Non a caso, fa notare Agamben, Majorana usa il termine “comandata”: non siamo qui dalle parti delle riflessioni di Fermi e Oppenheimer che porteranno alla costruzione della bomba atomica, qui siamo ancora più avanti, ad un discorso metafisico sul carattere probabilistico di tale fisica; perché se le cose stanno così, il principio di indeterminazione non porta l’uomo a non intervenire e ad arrestare l’itinerario della sua conoscenza, ma anzi ne legittima l’intervento, per dare una direzione precisa al movimento di forze. In Vita di Galileo, Bertolt Brecht scrive un dialogo che sembra pronunciato dallo stesso Majorana: “Quando, coll’andar del tempo, avrete scoperto tutto lo scopribile, il vostro progresso non sarà che un progressivo allontanamento dall’umanità. Tra voi e l’umanità può scavarsi un abisso così grande, che ad ogni vostro eureka, rischierebbe di rispondere un grido di dolore universale”.

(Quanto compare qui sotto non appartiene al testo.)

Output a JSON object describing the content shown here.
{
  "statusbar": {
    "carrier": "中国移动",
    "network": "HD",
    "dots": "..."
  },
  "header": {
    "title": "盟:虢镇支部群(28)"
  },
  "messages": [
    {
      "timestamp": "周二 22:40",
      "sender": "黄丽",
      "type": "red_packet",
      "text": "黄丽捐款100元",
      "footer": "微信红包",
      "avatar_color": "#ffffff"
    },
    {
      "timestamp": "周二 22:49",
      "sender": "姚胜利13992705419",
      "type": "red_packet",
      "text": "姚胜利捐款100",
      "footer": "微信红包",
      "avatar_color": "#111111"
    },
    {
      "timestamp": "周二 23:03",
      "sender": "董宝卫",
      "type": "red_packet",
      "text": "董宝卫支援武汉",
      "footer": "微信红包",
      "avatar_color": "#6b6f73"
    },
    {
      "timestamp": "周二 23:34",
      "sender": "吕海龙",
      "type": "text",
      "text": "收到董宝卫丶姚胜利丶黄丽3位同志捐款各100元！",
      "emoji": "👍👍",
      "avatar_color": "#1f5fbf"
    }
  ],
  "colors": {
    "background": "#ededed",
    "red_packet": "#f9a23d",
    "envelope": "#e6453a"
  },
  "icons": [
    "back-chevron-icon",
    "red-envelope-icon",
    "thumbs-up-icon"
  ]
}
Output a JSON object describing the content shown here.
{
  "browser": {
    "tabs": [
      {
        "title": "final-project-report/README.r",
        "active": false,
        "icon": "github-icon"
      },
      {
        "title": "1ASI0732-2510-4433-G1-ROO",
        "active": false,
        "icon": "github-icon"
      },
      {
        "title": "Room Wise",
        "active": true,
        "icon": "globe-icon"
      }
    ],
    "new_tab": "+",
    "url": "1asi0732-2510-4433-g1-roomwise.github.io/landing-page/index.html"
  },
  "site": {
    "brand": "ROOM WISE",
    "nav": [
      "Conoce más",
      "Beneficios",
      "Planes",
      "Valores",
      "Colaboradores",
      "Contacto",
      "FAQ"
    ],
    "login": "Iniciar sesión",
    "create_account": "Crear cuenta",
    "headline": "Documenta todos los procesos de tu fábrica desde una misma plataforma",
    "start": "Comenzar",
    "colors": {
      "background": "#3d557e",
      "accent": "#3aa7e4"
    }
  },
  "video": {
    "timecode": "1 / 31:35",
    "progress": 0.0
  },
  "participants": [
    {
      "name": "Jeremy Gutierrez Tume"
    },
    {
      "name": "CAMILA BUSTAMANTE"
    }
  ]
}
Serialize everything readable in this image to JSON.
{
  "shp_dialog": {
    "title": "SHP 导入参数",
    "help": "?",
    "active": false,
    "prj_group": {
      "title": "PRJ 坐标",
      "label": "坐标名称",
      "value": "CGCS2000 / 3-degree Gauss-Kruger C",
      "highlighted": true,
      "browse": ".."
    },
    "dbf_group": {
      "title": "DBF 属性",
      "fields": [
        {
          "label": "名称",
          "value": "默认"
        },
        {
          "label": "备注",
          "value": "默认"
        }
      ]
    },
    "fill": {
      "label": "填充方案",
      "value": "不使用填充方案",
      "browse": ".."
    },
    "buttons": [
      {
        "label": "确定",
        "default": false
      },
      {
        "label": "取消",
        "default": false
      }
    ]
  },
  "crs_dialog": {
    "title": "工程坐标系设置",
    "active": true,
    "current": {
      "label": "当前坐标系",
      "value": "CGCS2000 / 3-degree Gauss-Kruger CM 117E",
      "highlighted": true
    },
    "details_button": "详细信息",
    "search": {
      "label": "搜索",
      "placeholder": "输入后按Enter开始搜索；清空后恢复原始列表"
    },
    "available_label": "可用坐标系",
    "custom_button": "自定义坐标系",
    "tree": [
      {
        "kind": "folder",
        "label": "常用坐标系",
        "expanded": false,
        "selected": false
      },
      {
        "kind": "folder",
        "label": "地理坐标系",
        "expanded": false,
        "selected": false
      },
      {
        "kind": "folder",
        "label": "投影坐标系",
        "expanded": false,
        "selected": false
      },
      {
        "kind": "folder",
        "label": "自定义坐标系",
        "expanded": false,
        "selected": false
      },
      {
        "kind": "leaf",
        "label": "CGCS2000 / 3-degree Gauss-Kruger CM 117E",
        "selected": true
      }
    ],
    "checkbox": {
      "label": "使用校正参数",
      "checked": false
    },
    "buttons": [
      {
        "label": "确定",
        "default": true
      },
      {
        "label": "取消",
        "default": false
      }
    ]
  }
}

L’ipotesi di Sciascia allora, che insisteva su una fuga del fisico davanti alle scoperte della fissione nucleare, trova nel ragionamento di Agamben un’aggiunta importante, cioè che “la scienza non cercava più di conoscere la realtà, ma soltanto di intervenire su di essa per governarla”.
Il libro di Agamben, costruito quasi come un giallo puramente intellettuale sulle conseguenze degli sviluppi della fisica, che prosegue poi con un’analisi puntuale dell’articolo La science et nous di Simone Weil, con la critica del fisico De Broglie all’universo probabilistico della fisica, fino ad arrivare, passando per una breve quanto puntuale storia di questo aspetto della fisica, alla Metafisica di Aristotele, si conclude tornando sulla decisione di Majorana. Come intuì anche Simone Weil qualche anno dopo, Majorana realizzò che se lo stato originale di un sistema è in sé inconoscibile, allora i modelli statistici diventano la stessa realtà: nella meccanica quantistica la realtà, inconoscibile, non può che cedere il posto alla probabilità.
Questa presa di coscienza era insopportabile non solo per Majorana, ma anche per Einstein che così scrisse in una lettera a Max Born nel 1924: “l’idea che un elettrone esposto a una radiazione scelga liberamente l’attimo e la direzione in cui vuole saltare mi è insopportabile. In questo caso preferirei fare il ciabattino o addirittura il croupier in un casinò piuttosto che il fisico”. Stando così le cose, secondo la lettura di Agamben, Majorana ha fatto della sua stessa persona la cifra esemplare dello “statuto del reale nell’universo probabilistico della fisica contemporanea e ha prodotto [scomparendo] in questo modo, un evento insieme assolutamente reale e assolutamente improbabile” rivolgendo alla scienza una domanda tuttora senza risposta alcuna: che cos’è reale?
Secondo le testimonianze della famiglia, quando le indagini poco dopo la scomparsa si estesero alle residenze dei Gesuiti, gli investigatori andarono a bussare al convento di San Pasquale a Portici; alle domande rivolte al padre guardiano, la risposta suonò enigmatica e, in maniera beffarda, vicina al ragionamento di Majorana sulla inconoscibilità della realtà: “Perché volete sapere dov’è? L’importante è che sia felice”.